Yaklaşık 90 yıl sonra, günümüzün bir diğer namussuz utanmaz gangsteri, yükselişi şu âna kadar durdurulamayan Arturo Ui’si de artık inişte galiba — ve tıpkı Hitler gibi, bunun da temelinde, fütursuzca giriştiği saldırı ve yayılma savaşı yatıyor. Bundan önce de çok yazdım, aralarındaki benzerlikleri (örneğin bkz Günümüzün karanlığı (4) Çar Vlad’ın beklenen Anschluss’u (22 Şubat 2022); Alis Harikalar Diyarında (27 Şubat 2022); Stratejik deha, NATO’nun tuzağı, milliyetçi faşist Ukrayna cuntası (6 Mart 2022). Demokrasi terkedilirken her yanda diktatörlüklerin yükseldiği 1930’ların karanlığı ile 2010’ların ve 20’lerin karanlığını; Nazilerin hunharlığı ile Putin’in hunharlığını; muhalefeti ezmelerini, hukuk devleti ve basın özgürlüğü diye bir şey bırakmamalarını, Tek Adam veya Büyük Birader rejimleri kurmalarını; ultra-milliyetçiliklerini, irredantizmlerini, Almanca konuşulan veya Rusya konuşulan bütün topraklara “bizim (olmalı)” diye ele geçirme hülyalarını; küstahlıklarını, akı kara karayı ak göstermeye çalışan yalan propagandalarını; asla saldırmayacağım, birliklerimiz sadece manevra yapıyor, biz barış istiyoruz diye diye savaş çıkarmalarını karşılaştırdım. Hitler’in 11-13 Mart 1938’de Avusturya’yı ilhak etmesi ile Rusya’nın 24 Şubat 2022 saldırısıyla Ukrayna’yı ilhak etmeye kalkışması arasındaki paralelliği hatırlattım.

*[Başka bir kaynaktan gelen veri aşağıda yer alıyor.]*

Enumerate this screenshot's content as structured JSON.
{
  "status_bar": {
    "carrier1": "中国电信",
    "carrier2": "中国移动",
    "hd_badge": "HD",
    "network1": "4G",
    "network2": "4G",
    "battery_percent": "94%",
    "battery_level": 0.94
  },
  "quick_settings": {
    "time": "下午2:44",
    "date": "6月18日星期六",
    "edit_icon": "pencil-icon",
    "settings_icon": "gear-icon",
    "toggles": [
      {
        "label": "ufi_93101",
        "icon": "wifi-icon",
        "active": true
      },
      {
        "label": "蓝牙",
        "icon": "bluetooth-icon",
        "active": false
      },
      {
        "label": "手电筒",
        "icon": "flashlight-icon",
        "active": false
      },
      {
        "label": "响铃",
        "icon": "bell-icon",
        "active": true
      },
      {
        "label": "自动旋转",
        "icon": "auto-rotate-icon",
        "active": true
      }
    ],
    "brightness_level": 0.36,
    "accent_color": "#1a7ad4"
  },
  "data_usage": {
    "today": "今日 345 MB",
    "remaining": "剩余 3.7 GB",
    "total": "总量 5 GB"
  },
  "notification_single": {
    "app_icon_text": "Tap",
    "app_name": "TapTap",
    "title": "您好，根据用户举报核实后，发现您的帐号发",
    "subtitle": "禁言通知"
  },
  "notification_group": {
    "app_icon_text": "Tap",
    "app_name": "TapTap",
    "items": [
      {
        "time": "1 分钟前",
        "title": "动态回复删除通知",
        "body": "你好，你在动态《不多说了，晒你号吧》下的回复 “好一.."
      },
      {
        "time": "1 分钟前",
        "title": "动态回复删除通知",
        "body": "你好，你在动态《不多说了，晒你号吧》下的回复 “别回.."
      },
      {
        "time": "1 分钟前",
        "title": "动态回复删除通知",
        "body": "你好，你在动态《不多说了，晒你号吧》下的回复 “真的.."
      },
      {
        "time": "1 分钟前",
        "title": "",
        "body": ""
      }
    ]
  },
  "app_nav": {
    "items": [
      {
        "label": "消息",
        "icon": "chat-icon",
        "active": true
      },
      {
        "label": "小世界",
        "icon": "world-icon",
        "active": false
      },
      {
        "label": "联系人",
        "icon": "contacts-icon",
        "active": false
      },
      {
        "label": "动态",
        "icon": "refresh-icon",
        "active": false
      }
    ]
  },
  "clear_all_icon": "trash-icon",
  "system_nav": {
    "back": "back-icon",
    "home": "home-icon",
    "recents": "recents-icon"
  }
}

Ama öyle bazı örtüşmeler zuhur edebiliyor ki, o kadarını da tahmin edemiyor insan. Ya da hayatın kendisi teori oluveriyor. Şu, en başta sözünü ettiğim New York Times haberi. İkinci Dünya Savaşı tarihini biraz bilen birine, derhal, 1942-43 kışında yaşadığı Stalingrad hezimetinden ve özellikle 1943 yaz aylarındaki Kursk muharebesinden sonra Hitler’in nasıl defalarca aynı hatâya düştüğünü çağrıştırıyor. Stratejik insiyatif Sovyetlerdeydi artık. Sürekli taarruz tazeliyorlar; Kızıl Ordu birliklerinin üstünlüğü karşısında Almanlar ise ortadan yarılıp veya kanatlardan çevrilip kuşatılmamak için geri çekilip cephe kısaltmanın yollarını arıyordu. Ama işte burada Hitler’in kör inadı giriyordu devreye. Böyle her adımı sırf siyasî açıdan, kamusal yankılarıyla düşündüğünden ve psikolojik yenilgi gibi algıladığından, zaman zaman generallerine oldukları yerde kalmalarını emrediyor, bu da sonuçta çok daha pahalıya patlıyordu.
Ne ilginç; Ukrayna’da işler sarpa sararken şimdi Putin de aynı mecraya giriyor, hem kişisel müdahaleciliği, hem geri çekilmeme talimatıyla. Kabahat generallerinde; o düzeltecek vaziyeti. Fakat tabii bunun da ardında, bunların bir Führer’in, “ben bilirim”ci bir Büyük Liderin her şeye karıştığı ve otoritesine karşı koymanın mümkün olmadığı Tek Adam rejimleri olması yatıyor.